Enrollment in traditional public schools has been shrinking since charter schools began operating in 1997.
This year, there are about 131,000 students in district schools, and a record 67,000 in charters. Each student in a Renaissance charter costs the district $3,000 to $4,000 a year, depending on the school.
Superintendent William R. Hite Jr. said the district must continue overhauling its toughest schools.
Since its inception, the Renaissance program "has provided good neighborhood options to students and families in some of our lowest-performing neighborhood schools, working in partnership with high-performing charter operators," Hite said in a statement.
Deputy Superintendent Paul Kihn said the district has been cheered by the gains seen at schools given to charters, but wants to fine-tune the process this year.
"We were eager to do it in a way that better meets the needs of families," Kihn said.
Advisory councils at each school designated for overhaul had previously chosen among charter providers vying to get a contract. Now, the district will match one or two schools with providers, and then parents will vote on whether to go with that provider or stay in the district.
If parents vote against the charter option, they will not be given the option of a "Promise Academy," the in-district turnaround model. Kihn said the district was not adding any Promise Academies this year.
"That's not to say that it will be business as usual," Kihn said.
Once the schools to be turned around are chosen - on the basis of academic performance, school safety, and other factors - parents will have about a month to research the charter provider assigned to them. Only charter organizations with a track record of successful Philadelphia turnarounds will be considered, Kihn said.
Then parents will vote in mid-April on whether to become charters, with School Reform Commission approval scheduled for May 15.

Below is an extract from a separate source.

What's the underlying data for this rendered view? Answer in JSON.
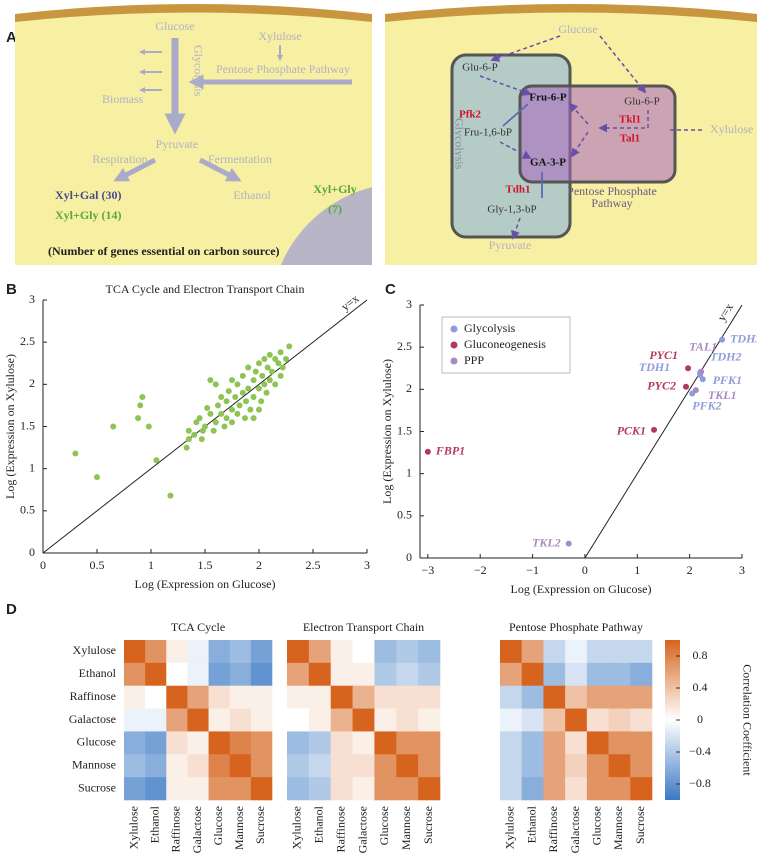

The schools to be designated for conversion will be named in the next few weeks, Kihn said. They are likely to be elementary schools with at least 550 students.
A December 2013 report analyzing the district's current Renaissance schools emphasized that they have made gains. All have seen better attendance and school climate, as measured by suspension and serious incidents. Most of the schools have seen increases in state test scores, particularly during the first year of conversion.
Elementary school charter conversions have been more successful than changes to high schools.
Kihn said the district has taken those messages to heart.
"We're very, very interested in something we know is going to be successful," he said.